Mackenzie and her family were sheep and cattle graziers. While her husband in particular was fascinated with dinosaurs, they never imagined ever doing any work in paleontology.

“Our family was around all this when [Sereno] came and so obviously got inspired by all that,” she said. “[We] still had no idea what it was going to look like since they didn’t find any dinosaur fossils at that point. We were feeling very confident. We knew it was very possible but we just really didn’t know too much about it.”

But after her son discovered the bone on their property a few years after Sereno left Australia, they realized there could be more and began learning about dinosaurs and digging. Finding one fossil led to finding many, until eventually Mackenzie and her team found the largest in the country.

“It’s such an unexpected thing and I guess not in my wildest dreams would I have ever thought previous to the day that that first piece of bone was found that I would be doing what I’m doing today,” she said. “It’s quite extraordinary when you think back on that fist-size piece of bone that our son found in 2004, which he easily could have just left on the ground and kept going.
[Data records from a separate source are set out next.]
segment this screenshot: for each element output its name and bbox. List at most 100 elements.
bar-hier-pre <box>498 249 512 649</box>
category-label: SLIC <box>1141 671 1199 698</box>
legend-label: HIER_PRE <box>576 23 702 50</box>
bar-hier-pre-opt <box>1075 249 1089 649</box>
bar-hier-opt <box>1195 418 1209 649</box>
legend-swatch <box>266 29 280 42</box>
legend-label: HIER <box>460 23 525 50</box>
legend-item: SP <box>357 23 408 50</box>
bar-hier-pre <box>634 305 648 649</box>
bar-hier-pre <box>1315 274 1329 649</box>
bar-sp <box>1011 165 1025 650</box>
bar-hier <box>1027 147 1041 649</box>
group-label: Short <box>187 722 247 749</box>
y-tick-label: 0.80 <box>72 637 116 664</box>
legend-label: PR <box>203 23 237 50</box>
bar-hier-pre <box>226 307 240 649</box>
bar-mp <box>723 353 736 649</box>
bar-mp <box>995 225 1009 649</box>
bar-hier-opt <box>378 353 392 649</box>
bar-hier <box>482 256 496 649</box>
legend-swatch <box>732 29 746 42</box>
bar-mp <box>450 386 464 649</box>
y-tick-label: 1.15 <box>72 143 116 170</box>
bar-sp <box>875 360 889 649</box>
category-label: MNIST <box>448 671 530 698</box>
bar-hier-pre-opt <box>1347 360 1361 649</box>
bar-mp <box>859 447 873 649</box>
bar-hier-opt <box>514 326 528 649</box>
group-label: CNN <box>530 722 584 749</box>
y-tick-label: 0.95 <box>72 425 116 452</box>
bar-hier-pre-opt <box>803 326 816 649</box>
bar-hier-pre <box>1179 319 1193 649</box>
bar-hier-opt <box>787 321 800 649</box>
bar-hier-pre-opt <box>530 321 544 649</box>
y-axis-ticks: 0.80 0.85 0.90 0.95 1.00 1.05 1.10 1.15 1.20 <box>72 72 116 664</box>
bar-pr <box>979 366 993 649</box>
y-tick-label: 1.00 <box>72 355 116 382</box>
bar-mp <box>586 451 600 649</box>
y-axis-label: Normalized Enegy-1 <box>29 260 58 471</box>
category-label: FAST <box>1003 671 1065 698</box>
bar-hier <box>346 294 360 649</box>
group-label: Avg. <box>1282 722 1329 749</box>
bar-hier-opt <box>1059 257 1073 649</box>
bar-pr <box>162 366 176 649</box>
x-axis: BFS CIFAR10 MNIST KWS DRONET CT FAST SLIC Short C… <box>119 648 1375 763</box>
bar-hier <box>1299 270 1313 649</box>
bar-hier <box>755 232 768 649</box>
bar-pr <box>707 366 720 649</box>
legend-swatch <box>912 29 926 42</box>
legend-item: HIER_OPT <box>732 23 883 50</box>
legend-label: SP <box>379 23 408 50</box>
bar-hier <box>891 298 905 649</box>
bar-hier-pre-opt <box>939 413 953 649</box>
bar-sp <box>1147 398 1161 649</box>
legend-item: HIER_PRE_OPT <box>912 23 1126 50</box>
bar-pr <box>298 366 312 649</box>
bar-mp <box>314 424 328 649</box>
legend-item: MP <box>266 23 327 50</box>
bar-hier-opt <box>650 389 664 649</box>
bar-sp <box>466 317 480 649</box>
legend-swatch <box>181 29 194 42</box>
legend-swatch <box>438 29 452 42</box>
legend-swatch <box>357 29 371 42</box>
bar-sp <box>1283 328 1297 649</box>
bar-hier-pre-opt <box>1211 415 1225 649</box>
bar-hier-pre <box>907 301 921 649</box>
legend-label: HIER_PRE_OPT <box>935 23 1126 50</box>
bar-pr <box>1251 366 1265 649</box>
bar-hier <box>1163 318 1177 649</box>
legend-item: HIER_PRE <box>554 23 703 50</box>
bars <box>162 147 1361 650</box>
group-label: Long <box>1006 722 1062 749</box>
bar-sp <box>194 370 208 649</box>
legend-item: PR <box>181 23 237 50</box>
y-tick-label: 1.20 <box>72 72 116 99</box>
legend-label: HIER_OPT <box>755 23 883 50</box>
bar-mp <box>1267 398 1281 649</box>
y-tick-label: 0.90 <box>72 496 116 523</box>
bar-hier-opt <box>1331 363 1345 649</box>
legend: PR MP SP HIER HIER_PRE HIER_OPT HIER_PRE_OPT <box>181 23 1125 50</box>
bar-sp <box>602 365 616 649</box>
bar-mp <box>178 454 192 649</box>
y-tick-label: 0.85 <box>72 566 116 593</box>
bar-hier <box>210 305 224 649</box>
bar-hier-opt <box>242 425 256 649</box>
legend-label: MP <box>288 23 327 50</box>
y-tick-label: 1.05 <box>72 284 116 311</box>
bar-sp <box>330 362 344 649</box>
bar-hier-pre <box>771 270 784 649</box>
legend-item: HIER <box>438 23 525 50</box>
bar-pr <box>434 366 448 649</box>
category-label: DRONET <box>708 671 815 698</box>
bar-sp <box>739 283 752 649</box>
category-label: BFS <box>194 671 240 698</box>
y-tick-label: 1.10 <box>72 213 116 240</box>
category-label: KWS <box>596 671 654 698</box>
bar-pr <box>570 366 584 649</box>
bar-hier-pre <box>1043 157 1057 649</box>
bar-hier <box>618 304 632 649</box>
But he picked it up and that marked a change in the history of our paleontology, a change in the history of the path our family has taken.”

By understanding how and where they lived, we could understand more about how dinosaurs may have gone extinct

Bollmann said the Australian discoveries could give greater insight into how dinosaurs lived and allow us to understand how some of the largest creatures to graze the earth went extinct, which could be a lesson for humans.

He explained that the discovery of these large dinosaurs shows how they grew and developed to adapt to their environment, but ultimately it was that very large growth that helped bring about their extinction.

For humans, he said, we’re developing at such a fast pace, with so many different ecosystems we rely on for our survival that if any were to malfunction, we may also become too big for our own survival.

“What I think is interesting about these dinosaur discoveries and what we’re learning about in Cretaceous species and
Titanosaurus is again a reminder or perhaps a warning to people to realize that we are very much linked with the natural world and we think we’re above it and we think we can navigate these crises better than we actually can,” he said.

He said learning about how and what happened to the dinosaurs through these discoveries can help people learn “where we are in our relationship with the world today. I think that is the strongest value that we can have.”